Göl derseniz, hemen köyün dibinde, rengi dağların yeşili, cennet parçası bir göl.

Peynir derseniz, dünyanın tanıdığı Gruyère peynirinin doğum yeri zaten. Bizde de eskiler "Gravyer" peyniri derler ya... İşte o peynir.

Çikolata derseniz, İsviçre çikolatalarının ağababası Cailler (Kaiye)'nin ana toprağı.

Köyün bulunduğu tepenin etekleri ise İsviçre ineği dolu.

Yani bir express İsviçre turu istiyorsanız, ilk görmeniz gerekli yerlerden biri bu Gruyères.

Durum böyle olunca, uzun bir süre, bizi ziyarete gelen her misafiri, ilk iş bu cennetten bir parça köye götürmeyi adet edinmiştik.

Ancak bu ziyaretlerin sayısı arttıkça Gruyères hafif hafif baymaya başladı. Bir noktadan sonra artık Jelena'yla vardiya usulü çalışıyor, bir o, bir ben sırayla misafirleri Gruyères'e götürüyorduk.

Daha sonrasında ise başka yerler bulup, misafirlerimize kuvvetli tek bir doz İsviçre havası yerine, müteakip hafif dozlarla, dağ, inek, çikolata, peynir ve göl deneyimleri sunmaya başladık.

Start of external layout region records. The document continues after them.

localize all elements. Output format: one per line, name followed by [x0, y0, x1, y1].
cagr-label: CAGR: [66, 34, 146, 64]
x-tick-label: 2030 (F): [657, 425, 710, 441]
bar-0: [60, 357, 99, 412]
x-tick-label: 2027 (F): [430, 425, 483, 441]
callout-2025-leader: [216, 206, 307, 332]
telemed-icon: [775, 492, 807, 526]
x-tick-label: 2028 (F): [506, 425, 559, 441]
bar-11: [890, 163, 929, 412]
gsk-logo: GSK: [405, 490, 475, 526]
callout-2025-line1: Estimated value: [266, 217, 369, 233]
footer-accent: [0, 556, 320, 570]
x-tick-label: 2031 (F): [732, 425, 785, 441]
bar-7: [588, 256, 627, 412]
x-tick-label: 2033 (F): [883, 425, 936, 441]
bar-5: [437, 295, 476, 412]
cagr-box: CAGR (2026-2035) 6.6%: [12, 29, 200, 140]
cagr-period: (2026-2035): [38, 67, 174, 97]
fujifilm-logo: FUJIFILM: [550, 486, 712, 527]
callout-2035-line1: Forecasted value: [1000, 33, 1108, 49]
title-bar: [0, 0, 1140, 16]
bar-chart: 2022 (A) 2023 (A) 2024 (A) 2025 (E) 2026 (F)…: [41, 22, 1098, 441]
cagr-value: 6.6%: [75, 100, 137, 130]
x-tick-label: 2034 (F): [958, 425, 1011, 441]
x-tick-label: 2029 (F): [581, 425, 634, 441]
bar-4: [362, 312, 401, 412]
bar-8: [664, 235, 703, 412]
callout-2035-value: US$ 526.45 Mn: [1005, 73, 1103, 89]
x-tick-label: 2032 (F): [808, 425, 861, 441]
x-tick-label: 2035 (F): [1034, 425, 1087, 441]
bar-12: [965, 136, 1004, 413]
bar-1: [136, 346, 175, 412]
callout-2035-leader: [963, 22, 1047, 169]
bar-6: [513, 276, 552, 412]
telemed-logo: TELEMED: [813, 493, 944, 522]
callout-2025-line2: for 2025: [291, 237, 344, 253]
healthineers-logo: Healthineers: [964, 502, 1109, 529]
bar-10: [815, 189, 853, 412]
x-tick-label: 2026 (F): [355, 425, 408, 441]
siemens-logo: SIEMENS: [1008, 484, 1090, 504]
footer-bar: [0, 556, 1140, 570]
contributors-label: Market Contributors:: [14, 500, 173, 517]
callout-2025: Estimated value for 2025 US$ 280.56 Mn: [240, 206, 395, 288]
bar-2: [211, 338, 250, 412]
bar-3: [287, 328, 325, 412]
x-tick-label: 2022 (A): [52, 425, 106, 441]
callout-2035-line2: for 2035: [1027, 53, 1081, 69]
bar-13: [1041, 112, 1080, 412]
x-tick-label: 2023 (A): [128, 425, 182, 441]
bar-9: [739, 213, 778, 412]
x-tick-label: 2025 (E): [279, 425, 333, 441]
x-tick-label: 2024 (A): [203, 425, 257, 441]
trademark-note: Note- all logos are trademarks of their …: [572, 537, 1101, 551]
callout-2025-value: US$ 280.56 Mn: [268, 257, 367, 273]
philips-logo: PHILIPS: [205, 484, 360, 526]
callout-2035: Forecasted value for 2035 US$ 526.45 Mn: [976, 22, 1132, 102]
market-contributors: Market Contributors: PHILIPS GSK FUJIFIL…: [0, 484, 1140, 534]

Vicdan rahatlatma bakımından, hattızatında Gruyères, başta hatalı olarak belirttiğim üzere, İsviçrenin bütün ünlü unsurlarını bünyesinde barındırmıyor.

Baştaki İsviçrenin nesi meşhurdur şeklindeki kendi soruma, biraz torpilli şekilde yine kendim cevap verdim ve bazı İsviçre cevahiratını bilerek atladım. Örneğin Gruyères'in en az çukulata kadar ünlü İsviçre saatleri ile hiçbir ilgisi yoktur, keza İsviçre bankalarıyla da :)

Ancak lütfen işin gerçeğini gözden kaçırmayalım.

Gruyères'e gidin, elinize bir fotoğraf makinesi alın, gözünüzü kapayın ve tesadüfi bir yöne dönüp bir fotoğraf çekin. Büyük olasılıkla bu fotoğrafı kart postal olarak kullanabilirsiniz. O kadar güzel bir yerdir yani.

Yine yeri gelmişken bir ufak ve gereksiz ayrıntının da altını çizeyim. Yolunuz düşer yada İnternet'de denk gelirseniz şaşırmayın, Gruyères köyün, Gruyère ise köyün bulunduğu bölgenin ismi. O yüzden peynirin adı Gruyère peyniri. Her iki sözcüğün okunuşu da aynı.

Çok uzattım. Sözün kısası, hem Jelena, hem de ben şahsım, bir süredir Gruyères'e gitmemiştik.

Bu hafta sonu da, buralarda uzun hafta sonu dediklerindendi. Dört günlük bir tatil yani.

Köpeğimiz Koni evde hasta yattığından bu kez ülke dışına çıkmamız mümkün olmadı. Biz de eve yakınlığından faydalanıp hem uzun süredir gitmediğimiz Gruyeres"e gidelim, hem de bir süredir aklımızda olan Cailler çikolatalarının yakındaki fabrikasını gezelim istedik.

Hava çok güneşli olmasa da, soğuk da sayılmazdı. Arabanın damını açıp, tatlı bir yolculuktan sonra önce Gruyères'e, sonra da hemen dibindeki Cailler fabrikasının bulunduğu Broc (Brok) köyüne ulaştık.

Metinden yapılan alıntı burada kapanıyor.